Als het aan Giel Verhagen ligt, gaat het eerste telefoontje naar LAKS meteen gepleegd worden. „Er zat gewoon een vraag in die niet klopte, dat kan toch niet?” De 18-jarige leerling van het gymnasium Bernrode in Heeswijk-Dinther is niet echt te spreken over het examen scheikunde. „Het begon al niet heel erg lekker voor me”, begint hij. „De eerste vraag ging over gaschromatografie. Iets over het proces daarvan moest je uitleggen ofzo. Ik heb dat helemaal gemist.

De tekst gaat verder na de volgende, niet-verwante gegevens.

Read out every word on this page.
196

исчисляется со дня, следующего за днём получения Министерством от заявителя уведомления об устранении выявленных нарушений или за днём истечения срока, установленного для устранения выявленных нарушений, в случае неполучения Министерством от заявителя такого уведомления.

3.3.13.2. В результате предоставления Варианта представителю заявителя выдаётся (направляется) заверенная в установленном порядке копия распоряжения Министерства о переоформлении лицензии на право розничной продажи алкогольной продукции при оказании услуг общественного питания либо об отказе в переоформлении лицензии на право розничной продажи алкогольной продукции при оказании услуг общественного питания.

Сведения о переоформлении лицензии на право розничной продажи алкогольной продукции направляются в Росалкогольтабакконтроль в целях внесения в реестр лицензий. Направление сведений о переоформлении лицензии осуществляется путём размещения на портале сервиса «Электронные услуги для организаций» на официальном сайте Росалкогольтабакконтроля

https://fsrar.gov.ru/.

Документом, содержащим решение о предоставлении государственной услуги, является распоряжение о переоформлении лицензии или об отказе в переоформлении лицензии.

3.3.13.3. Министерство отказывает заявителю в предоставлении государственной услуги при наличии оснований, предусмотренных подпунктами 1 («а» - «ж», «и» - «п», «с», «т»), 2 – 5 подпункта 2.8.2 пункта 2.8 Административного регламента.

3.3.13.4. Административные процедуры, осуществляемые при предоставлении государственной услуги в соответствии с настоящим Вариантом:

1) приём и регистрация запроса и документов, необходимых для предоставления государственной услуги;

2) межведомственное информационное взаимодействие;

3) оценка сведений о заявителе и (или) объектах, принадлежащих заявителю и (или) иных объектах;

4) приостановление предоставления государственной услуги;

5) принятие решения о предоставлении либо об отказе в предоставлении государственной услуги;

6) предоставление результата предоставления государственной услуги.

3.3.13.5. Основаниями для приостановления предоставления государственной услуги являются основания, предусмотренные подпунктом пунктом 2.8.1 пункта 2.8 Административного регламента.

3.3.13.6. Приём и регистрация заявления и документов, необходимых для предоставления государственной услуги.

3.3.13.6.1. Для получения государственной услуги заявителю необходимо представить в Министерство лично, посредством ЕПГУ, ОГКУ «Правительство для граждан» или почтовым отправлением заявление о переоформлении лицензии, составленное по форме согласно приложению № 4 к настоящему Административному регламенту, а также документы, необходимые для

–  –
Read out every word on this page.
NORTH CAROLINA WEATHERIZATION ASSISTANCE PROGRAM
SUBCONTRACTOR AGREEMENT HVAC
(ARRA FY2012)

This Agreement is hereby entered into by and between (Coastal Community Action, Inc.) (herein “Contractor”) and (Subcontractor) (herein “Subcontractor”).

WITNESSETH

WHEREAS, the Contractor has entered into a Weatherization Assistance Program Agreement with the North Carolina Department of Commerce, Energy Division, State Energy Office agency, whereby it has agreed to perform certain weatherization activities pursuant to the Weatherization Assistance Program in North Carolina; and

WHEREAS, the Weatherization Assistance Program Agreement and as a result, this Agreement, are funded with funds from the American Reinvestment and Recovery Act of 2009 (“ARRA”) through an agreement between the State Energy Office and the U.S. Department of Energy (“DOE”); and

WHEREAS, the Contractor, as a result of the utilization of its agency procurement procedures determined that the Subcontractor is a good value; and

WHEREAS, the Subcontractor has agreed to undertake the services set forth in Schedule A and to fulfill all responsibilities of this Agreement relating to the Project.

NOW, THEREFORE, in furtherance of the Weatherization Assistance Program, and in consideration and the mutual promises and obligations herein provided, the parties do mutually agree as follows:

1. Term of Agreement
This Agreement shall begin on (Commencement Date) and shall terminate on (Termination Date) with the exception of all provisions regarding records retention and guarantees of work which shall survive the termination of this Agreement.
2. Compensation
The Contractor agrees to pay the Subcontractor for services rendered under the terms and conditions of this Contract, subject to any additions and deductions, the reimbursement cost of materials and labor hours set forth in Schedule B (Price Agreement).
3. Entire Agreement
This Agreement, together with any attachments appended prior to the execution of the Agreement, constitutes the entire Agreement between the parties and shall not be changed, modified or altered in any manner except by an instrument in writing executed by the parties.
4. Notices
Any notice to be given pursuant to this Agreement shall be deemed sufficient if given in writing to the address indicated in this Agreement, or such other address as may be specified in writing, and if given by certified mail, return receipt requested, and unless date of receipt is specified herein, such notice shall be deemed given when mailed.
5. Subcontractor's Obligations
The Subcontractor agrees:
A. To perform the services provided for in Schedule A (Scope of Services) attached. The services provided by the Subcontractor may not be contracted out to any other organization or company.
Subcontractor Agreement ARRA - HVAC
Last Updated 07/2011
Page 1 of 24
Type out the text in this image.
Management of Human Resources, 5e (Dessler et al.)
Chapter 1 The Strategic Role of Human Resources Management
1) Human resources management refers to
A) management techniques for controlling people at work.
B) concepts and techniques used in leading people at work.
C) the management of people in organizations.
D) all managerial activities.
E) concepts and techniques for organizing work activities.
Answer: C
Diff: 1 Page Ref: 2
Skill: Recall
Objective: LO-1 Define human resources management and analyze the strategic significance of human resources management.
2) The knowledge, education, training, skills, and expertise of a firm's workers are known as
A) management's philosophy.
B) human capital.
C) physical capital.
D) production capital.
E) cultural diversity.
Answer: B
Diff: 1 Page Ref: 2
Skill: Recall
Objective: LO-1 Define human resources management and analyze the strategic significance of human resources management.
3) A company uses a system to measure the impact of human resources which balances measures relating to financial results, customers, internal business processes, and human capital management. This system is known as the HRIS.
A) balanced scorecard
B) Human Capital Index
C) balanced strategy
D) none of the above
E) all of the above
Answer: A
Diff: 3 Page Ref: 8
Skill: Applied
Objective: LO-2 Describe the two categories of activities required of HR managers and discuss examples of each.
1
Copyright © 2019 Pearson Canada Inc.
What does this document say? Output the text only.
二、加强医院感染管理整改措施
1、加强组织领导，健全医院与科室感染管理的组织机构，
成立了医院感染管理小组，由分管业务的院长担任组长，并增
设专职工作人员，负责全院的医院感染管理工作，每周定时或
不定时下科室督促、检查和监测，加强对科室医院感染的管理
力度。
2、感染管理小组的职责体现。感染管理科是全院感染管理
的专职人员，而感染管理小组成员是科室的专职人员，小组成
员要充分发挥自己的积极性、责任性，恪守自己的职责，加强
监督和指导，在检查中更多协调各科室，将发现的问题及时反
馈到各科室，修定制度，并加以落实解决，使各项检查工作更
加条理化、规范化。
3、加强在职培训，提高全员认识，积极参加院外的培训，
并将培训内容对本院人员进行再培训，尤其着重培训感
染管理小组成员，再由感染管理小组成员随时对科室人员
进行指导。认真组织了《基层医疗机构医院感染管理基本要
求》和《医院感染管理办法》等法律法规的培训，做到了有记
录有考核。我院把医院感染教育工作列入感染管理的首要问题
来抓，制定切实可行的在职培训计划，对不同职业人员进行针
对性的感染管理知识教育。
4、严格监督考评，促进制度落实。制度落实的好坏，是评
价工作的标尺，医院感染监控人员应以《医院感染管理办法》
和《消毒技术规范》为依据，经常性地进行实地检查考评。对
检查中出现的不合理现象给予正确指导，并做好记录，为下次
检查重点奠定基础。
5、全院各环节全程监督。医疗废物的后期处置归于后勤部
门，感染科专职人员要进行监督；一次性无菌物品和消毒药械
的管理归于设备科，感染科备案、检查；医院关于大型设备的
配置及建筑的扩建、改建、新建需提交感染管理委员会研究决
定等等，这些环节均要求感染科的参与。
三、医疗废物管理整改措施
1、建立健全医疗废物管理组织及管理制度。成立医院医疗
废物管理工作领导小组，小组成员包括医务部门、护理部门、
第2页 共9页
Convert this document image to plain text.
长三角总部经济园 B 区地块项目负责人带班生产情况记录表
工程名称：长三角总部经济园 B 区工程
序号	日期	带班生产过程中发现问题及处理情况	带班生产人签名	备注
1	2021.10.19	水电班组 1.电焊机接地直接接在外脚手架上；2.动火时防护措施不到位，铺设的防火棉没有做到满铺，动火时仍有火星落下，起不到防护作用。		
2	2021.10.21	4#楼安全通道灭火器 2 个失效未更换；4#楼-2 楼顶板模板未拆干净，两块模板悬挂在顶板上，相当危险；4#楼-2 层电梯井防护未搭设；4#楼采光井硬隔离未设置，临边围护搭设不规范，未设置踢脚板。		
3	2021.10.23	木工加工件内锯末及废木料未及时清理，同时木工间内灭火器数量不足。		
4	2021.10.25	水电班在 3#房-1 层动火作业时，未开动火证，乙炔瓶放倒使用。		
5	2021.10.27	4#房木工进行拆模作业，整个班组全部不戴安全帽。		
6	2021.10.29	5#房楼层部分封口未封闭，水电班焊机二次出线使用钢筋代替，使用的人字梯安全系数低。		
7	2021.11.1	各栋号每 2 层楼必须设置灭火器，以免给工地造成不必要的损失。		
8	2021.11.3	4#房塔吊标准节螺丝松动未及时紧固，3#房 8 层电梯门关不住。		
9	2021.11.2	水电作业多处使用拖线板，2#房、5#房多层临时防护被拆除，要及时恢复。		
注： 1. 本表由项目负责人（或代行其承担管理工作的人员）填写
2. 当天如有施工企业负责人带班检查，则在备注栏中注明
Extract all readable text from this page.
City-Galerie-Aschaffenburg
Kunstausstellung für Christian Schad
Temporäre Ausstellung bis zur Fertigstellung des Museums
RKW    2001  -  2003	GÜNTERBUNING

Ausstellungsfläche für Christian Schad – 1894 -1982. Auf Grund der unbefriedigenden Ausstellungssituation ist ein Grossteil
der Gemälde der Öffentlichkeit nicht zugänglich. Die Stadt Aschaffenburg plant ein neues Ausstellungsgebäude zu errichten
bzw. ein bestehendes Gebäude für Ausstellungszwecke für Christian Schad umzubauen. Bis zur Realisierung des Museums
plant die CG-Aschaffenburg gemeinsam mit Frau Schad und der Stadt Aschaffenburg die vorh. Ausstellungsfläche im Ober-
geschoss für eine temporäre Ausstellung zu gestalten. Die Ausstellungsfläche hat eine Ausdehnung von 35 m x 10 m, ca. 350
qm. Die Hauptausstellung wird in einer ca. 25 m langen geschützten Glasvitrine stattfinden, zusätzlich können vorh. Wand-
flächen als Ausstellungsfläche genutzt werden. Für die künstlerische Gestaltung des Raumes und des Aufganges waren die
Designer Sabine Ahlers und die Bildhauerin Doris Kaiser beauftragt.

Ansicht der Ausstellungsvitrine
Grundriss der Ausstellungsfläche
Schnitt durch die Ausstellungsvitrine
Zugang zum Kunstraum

We zullen het natuurlijk wel ooit eens gehad hebben, maar ìk kon me er in elk geval niets meer van herinneren. Niet echt ideaal.” Na de heerlijke start van Giel kwam hij verderop toch vragen tegen die hij wel wist. „Ik sta een 7,8 voor scheikunde en wil heel graag biomedische wetenschappen gaan studeren in Nijmegen. Dan moet je wel iets van scheikunde weten.”
Eenmaal de eerste vraag vergeten kwam Giel de opgave tegen die volgens hem toch echt niet klopte. „Ze hadden het over de wet van massa. De vraag ging over iets van 0,15 gram vloeistof waar dan 0,3 van iets zou ontstaan. Dat kan toch niet? Je kan niet iets meer maken van minder. Tenminste ik niet, dus heb ik ook bij die vraag maar ingevuld dat de formulering niet klopte. Ik heb nog geen klacht gehad, maar nu ga ik toch wel even bellen met LAKS.”. Toch bleek de rest van het examen, ondanks de moeilijke stof wel te doen. „Die eerste vraag. Daar heb ik nog een half uur naar zitten staren, maar daar staat nu inmiddels een mooi, verzonnen verhaaltje. Van de 26 opgaven heb ik er sowieso twee fout. De rest ging wel eigenlijk. Klinkt eigenlijk toch niet zo heel erg slecht”, bedenkt Giel zich, die waarschijnlijk dan toch die acht op z’n lijst zal houden.
Bron: Brabants Dagblad, auteur: Merel van Beers.